The source document (.Rnw or .Rmd) can be

  • weaved into tex or md files respectively
  • and converted into pdf or html (Rnw to pdf only, Rmd to either)

using the utils::Sweave (Rnw only) or knitr::knit functions.

Rstudio makes it very easy to write and compile Rmd documents (independently of R packages). When inside a package, the documents are stored in the vignettes directory and compiled/converted automatically when the package is built.

Note: if you use knitr and rmarkdown for your vignette, you'll have to add these dependencies in the Suggests field and specify VignetteBuilder: knitr in the DESCRIPTION file.

Additional files

  • .Rbuildignore with a list of files/dirs to ignore when building. For example the .Rproj file.
  • .Rinstignore with a list of files/dirs to ignore when installing.
  • CITATION file (see citation() function)
  • README.Rmd/README.md files if you use github (see also tip above).

Distributing packages

  • CRAN Read the CRAN Repository Policy (http://cran.r-project.org/web/packages/policies.html).

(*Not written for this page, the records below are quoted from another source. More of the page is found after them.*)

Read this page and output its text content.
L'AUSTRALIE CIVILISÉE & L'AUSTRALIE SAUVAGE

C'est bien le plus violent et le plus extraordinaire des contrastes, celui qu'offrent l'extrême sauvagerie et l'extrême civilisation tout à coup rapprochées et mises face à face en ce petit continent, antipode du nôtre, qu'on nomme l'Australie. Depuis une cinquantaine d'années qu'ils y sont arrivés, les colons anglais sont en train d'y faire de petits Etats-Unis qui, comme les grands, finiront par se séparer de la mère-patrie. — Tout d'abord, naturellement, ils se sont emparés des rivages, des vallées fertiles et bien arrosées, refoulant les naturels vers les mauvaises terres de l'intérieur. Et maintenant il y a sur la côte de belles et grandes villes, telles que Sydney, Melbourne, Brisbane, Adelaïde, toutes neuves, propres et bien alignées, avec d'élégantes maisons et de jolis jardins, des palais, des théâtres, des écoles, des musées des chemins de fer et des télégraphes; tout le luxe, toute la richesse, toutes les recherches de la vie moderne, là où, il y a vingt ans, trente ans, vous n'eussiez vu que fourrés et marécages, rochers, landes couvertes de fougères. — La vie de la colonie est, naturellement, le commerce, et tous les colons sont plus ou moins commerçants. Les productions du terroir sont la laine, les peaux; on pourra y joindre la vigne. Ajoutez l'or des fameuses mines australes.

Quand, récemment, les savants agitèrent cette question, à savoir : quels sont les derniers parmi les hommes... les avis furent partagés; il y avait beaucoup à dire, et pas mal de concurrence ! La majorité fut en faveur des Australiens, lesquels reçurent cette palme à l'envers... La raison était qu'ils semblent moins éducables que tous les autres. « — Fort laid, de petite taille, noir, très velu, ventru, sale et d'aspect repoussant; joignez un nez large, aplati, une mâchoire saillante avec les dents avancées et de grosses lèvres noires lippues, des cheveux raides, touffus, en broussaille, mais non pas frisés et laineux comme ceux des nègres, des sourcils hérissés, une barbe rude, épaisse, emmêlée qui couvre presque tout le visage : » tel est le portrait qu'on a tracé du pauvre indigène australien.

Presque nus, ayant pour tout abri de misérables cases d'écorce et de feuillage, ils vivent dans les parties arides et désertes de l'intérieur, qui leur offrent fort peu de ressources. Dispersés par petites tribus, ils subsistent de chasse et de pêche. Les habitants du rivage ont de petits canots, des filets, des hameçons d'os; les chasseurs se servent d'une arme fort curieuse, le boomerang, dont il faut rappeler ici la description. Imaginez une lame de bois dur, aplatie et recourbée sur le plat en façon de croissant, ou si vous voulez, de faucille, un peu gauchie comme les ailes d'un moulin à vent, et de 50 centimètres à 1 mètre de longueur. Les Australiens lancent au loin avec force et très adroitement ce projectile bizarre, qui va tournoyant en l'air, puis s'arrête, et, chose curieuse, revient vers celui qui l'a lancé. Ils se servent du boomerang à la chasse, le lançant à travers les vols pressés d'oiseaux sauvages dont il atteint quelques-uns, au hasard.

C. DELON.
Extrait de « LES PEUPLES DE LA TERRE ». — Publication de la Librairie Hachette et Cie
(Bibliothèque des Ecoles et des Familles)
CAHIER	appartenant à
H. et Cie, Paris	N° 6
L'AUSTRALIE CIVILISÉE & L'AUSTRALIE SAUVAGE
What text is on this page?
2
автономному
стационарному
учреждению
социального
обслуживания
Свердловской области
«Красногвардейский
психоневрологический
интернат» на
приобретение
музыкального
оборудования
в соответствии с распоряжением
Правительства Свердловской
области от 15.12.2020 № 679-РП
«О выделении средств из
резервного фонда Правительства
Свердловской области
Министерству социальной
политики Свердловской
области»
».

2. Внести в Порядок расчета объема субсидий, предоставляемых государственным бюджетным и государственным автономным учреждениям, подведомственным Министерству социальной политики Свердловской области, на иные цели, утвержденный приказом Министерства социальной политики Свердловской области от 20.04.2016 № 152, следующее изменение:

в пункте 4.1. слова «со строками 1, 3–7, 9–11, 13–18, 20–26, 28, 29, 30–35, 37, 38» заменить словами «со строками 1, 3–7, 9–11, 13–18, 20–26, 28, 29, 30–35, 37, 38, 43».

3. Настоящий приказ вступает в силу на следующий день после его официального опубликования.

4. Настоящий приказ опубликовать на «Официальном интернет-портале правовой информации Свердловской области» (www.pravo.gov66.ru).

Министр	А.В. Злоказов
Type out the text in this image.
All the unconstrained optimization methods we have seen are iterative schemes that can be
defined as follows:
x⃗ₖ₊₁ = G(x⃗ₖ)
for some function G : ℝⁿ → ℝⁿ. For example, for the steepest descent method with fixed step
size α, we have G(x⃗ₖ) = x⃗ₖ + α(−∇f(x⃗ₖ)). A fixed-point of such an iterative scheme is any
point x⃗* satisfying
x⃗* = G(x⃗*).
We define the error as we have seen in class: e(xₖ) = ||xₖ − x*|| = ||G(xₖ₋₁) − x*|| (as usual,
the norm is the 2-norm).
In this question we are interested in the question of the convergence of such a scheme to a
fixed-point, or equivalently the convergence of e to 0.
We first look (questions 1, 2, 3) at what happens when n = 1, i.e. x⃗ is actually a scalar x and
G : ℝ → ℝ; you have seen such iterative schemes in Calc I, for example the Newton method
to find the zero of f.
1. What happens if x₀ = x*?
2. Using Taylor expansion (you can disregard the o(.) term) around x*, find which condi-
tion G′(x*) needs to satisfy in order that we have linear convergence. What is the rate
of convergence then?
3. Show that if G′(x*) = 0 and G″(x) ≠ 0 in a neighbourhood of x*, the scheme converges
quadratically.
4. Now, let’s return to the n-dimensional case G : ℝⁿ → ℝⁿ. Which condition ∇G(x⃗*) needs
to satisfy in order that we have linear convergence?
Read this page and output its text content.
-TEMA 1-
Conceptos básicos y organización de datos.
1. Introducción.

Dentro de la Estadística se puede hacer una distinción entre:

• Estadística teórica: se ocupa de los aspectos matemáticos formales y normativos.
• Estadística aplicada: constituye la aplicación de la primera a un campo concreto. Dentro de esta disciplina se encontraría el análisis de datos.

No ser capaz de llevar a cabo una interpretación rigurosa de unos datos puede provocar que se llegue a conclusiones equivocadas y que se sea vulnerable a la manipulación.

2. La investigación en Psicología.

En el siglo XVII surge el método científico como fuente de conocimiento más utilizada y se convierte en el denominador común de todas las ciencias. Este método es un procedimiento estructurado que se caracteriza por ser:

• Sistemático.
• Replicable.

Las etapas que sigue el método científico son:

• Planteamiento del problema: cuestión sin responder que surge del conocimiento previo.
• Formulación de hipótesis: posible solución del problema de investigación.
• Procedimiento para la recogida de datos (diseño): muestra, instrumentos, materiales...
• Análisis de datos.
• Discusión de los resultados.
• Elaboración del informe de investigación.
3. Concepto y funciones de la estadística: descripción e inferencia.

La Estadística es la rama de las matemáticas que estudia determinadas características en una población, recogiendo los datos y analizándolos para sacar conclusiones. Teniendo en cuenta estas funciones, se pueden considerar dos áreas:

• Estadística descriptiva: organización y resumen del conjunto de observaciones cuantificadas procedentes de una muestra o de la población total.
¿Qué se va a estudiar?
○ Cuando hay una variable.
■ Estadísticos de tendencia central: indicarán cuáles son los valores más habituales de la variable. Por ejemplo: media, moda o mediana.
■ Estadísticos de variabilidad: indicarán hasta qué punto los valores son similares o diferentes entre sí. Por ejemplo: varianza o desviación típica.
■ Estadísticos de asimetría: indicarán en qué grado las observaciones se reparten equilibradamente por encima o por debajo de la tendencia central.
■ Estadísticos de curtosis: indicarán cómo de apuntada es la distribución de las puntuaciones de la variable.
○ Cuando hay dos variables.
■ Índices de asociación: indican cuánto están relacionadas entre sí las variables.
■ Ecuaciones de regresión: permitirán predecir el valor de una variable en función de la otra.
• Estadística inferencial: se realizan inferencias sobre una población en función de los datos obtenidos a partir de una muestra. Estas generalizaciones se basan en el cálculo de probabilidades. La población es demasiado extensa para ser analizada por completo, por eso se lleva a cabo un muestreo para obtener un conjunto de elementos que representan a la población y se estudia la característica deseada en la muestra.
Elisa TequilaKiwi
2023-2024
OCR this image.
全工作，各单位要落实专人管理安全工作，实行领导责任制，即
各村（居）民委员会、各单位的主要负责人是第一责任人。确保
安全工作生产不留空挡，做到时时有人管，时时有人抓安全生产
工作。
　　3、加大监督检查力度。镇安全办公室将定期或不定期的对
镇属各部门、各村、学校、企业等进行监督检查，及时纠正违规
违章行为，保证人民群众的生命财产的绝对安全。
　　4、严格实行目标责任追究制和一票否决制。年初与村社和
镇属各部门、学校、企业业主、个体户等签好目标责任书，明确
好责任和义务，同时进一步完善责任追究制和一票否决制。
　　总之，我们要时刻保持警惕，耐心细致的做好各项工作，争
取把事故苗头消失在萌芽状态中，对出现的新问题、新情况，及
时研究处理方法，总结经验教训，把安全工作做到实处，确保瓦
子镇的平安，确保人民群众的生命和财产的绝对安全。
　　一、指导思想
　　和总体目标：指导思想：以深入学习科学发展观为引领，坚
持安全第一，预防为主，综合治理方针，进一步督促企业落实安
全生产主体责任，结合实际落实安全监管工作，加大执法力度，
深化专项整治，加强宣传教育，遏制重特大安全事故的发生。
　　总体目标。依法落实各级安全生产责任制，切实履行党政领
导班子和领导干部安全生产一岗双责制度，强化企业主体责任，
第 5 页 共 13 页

Upload your --as-cran checked} myPackage\_x.y.z.tar.gz to ftp://cran.R-project.org/incoming or using http://CRAN.R-project.org/submit.html. Your package will be installable with install.packages("myRpackage").

  • R-forge Log in, register a project and wait for acceptance. Then commit you code to the svn repository. Your package will be installable with install.packages using repos="http://R-Forge.R-project.org". (not recommended)

  • GitHub (and Bitbucket) Great for development and promoting interaction and contributions. Unofficial. Autmatic checking possible through CI such as travis-ci for example. Packages can be installed with devtools::install_github (devtools::install_bitbucket).

  • Bioconductor Make sure to satisfy submission criteria (pass check (and BiocCheck), have a vignette, use S4 if OO, make use of appropriate existing infrastructure, include a NEWS file, must not already be on CRAN, ...). Your package will then be reviewed on github publicly before acceptance. A svn (git very soon) account will then be created. Package will be installable with biocLite("myPackage").

Package webpage

The pkgdown makes creation of package webpages straighforward. Highly recommended!